These indicators, Anaba argued, are not abstract. He described them as evidence of a country forfeiting its future. “With half of Nigeria’s population under 18, the collapse of childhood equals national destabilisation,” he said.
Media accused of complicity through silence
Accusing the media of complicity through its “silence”, Anaba said journalists must confront their own failures. For years, he said, “newsrooms have documented atrocities without interrogating causes, accountability structures, funding gaps, policy failures or the profiteers of violence.
“The media is not a neutral observer. Our reporting can shame leaders into action—or allow impunity to thrive,” he said.

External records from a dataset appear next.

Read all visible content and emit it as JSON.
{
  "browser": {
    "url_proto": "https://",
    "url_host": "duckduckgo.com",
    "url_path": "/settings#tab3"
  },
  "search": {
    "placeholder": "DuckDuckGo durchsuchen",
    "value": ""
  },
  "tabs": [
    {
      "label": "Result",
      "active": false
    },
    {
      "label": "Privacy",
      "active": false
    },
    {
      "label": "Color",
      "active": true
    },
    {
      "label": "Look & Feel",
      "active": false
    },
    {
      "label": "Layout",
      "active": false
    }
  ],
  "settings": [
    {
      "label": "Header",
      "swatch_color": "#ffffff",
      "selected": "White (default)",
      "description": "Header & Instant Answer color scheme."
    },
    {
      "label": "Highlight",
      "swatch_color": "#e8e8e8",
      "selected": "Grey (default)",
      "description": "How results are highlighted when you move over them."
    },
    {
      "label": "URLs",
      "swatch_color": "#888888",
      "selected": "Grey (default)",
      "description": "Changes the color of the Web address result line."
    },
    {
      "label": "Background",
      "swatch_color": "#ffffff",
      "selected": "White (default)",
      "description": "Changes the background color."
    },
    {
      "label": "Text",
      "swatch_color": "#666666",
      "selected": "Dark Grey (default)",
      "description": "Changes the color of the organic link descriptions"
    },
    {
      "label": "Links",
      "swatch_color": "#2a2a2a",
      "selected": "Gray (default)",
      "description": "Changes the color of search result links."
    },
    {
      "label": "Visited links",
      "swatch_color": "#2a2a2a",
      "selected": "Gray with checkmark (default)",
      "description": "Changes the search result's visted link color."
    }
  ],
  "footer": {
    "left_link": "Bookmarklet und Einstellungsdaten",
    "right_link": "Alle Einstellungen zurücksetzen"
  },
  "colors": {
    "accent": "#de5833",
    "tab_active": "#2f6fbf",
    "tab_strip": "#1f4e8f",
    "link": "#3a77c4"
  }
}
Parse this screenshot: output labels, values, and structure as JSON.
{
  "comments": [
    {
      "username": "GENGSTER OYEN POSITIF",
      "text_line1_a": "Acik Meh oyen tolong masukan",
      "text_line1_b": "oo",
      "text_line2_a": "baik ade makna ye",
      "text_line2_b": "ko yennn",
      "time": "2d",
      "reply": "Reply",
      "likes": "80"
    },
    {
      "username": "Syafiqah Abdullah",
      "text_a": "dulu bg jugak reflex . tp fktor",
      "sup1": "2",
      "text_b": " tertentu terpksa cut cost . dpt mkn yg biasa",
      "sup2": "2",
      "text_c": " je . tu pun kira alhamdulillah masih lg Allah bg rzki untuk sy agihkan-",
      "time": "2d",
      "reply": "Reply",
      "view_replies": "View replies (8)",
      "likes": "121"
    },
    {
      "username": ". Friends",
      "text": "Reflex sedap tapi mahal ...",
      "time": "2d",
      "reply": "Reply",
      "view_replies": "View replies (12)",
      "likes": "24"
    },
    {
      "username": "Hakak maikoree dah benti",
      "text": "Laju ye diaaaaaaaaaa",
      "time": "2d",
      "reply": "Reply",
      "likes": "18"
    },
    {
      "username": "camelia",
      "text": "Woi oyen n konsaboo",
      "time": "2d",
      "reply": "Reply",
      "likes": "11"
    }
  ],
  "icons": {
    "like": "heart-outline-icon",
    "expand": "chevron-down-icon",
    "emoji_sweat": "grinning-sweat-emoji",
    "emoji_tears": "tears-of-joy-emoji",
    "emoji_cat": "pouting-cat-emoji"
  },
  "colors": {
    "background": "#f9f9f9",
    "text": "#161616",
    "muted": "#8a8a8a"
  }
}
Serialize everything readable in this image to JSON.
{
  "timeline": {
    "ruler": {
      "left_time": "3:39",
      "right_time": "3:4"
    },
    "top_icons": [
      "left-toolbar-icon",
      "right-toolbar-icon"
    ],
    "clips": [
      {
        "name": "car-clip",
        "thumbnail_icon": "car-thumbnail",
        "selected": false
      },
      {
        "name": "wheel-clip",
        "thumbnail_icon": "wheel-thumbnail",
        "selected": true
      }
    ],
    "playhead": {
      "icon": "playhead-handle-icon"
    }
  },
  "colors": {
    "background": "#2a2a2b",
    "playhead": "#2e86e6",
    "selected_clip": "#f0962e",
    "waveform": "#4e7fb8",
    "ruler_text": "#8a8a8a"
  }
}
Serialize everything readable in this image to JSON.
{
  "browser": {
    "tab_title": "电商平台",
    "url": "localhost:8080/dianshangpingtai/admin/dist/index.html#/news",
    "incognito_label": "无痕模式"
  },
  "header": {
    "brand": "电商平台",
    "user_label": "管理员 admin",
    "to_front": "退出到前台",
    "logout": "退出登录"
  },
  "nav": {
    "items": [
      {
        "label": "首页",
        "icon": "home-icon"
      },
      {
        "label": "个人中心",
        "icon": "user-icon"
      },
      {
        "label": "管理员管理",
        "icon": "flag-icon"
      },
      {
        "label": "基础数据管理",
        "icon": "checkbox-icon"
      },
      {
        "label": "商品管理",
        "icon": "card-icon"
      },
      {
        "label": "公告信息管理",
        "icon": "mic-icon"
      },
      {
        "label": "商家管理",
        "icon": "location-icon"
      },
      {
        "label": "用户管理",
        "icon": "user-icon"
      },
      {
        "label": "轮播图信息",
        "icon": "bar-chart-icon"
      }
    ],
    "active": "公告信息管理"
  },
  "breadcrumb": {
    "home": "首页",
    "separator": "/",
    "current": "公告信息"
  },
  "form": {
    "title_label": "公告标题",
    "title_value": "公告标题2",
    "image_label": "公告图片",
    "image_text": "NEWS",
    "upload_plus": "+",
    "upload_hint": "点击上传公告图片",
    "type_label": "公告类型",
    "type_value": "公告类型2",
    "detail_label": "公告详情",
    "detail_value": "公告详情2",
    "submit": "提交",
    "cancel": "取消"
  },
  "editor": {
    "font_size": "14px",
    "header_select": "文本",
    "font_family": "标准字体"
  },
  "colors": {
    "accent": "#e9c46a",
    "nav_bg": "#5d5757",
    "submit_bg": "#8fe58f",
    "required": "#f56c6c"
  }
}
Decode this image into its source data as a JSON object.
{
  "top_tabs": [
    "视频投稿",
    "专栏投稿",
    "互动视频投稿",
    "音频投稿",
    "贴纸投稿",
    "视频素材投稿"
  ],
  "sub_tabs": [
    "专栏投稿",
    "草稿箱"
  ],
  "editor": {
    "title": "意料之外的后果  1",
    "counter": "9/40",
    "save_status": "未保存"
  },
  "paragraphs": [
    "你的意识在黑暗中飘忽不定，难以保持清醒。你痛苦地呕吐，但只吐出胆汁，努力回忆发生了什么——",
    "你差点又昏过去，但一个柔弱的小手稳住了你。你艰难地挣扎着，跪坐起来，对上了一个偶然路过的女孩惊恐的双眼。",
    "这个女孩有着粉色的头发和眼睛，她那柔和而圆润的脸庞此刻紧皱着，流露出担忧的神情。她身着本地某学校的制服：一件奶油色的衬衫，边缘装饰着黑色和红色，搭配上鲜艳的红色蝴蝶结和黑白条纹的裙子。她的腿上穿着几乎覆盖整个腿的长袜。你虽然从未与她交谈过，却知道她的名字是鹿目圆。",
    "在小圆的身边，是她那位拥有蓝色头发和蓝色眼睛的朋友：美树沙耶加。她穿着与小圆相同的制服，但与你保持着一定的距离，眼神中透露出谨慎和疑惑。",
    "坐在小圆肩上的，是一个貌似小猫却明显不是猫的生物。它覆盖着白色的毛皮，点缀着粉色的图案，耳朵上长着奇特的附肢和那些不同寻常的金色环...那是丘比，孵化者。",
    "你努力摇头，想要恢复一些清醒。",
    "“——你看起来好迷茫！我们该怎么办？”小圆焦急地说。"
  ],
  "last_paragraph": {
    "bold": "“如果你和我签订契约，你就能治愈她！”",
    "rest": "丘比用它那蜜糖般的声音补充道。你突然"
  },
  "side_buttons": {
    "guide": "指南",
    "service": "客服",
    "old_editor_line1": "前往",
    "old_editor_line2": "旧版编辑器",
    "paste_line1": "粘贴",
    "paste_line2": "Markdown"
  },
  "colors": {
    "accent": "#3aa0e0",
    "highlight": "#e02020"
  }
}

He called for investigative series tracking child abduction networks, data-driven reporting using verifiable sources,
exposure of government inaction and policy breaches, coverage that highlights solutions and models that work.
He noted that civil society groups were now performing duties that belonged to the state by rescuing children, rehabilitating trauma victims, negotiating access to schools, and providing protection services.
UNICEF, he said, has become the primary supplier of data, training, and scientific evidence for child welfare, information the government should be gathering itself.
Anaba suggested the enforcement of child protection laws that already exist, emergency investment in education and health, prosecution of those responsible for school attacks,and secure learning environments.
Anaba challenged every sector to take a measurable action, not a speech, not a pledge, but a deliverable. “Our advocacy means nothing without consequences,” he said.
He concluded his speech with a sharp indictment of the system.
“A society that can not protect its children, he implied, is a society already in collapse, whether it admits it or not,” he stated.